Al ver esas imágenes recordé la estupenda película “La selva esmeralda” (John Boorman, 1985) que relata un hecho verídico ocurrido en el Brasil: durante la construcción de una supercarretera a través de la selva amazónica, la esposa y el hijo pequeño de un ingeniero fueron a visitarlo en el lugar de obras. En un descuido, el chico fue secuestrado por indígenas y no se supo más de él durante muchos años. En cada verano el padre se guarnecía de los elementos necesarios y se metía en la selva en busca de su hijo. Diez años después, cuando el chico tenía ya dieciocho años, lo encontró viviendo como un indígena en una tribu remota. Cuando el padre le increpó al cacique, quien había asumido el rol de padre, por qué lo había secuestrado, el indígena no dudó en responder: “Lo vi tan hermoso, tan pequeño, tan frágil, que me horrorizó que pudiera estar viviendo en medio de aquel salvajismo, y decidimos traerlo con nosotros para que tuviera la posibilidad de una vida feliz”. 

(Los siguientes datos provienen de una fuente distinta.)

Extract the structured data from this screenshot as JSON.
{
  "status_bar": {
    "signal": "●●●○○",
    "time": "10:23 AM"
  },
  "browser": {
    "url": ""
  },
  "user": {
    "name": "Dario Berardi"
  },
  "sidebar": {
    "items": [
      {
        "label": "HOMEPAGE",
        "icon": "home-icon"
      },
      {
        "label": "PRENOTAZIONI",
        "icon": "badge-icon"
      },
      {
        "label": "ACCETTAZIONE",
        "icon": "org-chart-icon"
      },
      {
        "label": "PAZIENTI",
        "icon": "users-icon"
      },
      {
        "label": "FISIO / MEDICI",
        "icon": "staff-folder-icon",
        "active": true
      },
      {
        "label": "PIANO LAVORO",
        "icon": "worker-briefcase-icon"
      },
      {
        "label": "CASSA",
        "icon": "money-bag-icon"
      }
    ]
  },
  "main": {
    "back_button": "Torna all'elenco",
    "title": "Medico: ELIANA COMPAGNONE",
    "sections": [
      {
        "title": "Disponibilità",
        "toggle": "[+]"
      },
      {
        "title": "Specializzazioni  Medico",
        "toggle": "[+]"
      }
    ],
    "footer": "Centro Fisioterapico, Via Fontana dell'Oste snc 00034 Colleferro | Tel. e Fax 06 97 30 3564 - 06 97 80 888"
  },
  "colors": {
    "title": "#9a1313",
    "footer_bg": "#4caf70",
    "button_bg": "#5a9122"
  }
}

En contrapartida, nosotros no hemos secuestrado ningún niño para rescatarlo de la barbarie del otro, sino hemos secuestrado el futuro de nuestros hijos y nuestros nietos negándoles la posibilidad de vivir en un mundo con el aire limpio, en un ambiente acorde con la naturaleza porque nos hemos dedicado a terminar con ella sin motivos claros que lo justifiquen. Quizá para vender la madera, para poder plantar muchísimas hectáreas más de soja que trae mayor cantidad de dinero al país aunque no a sus ciudadanos. Y lo único que nos queda a unos pocos tontos sentimentales es emocionarnos y sentir nostalgia en presencia de estas imágenes que nos quedaron del pasado porque a alguien se le ocurrió apretar el disparador de una cámara fotográfica y decir “nosotros también tuvimos una selva esmeralda”.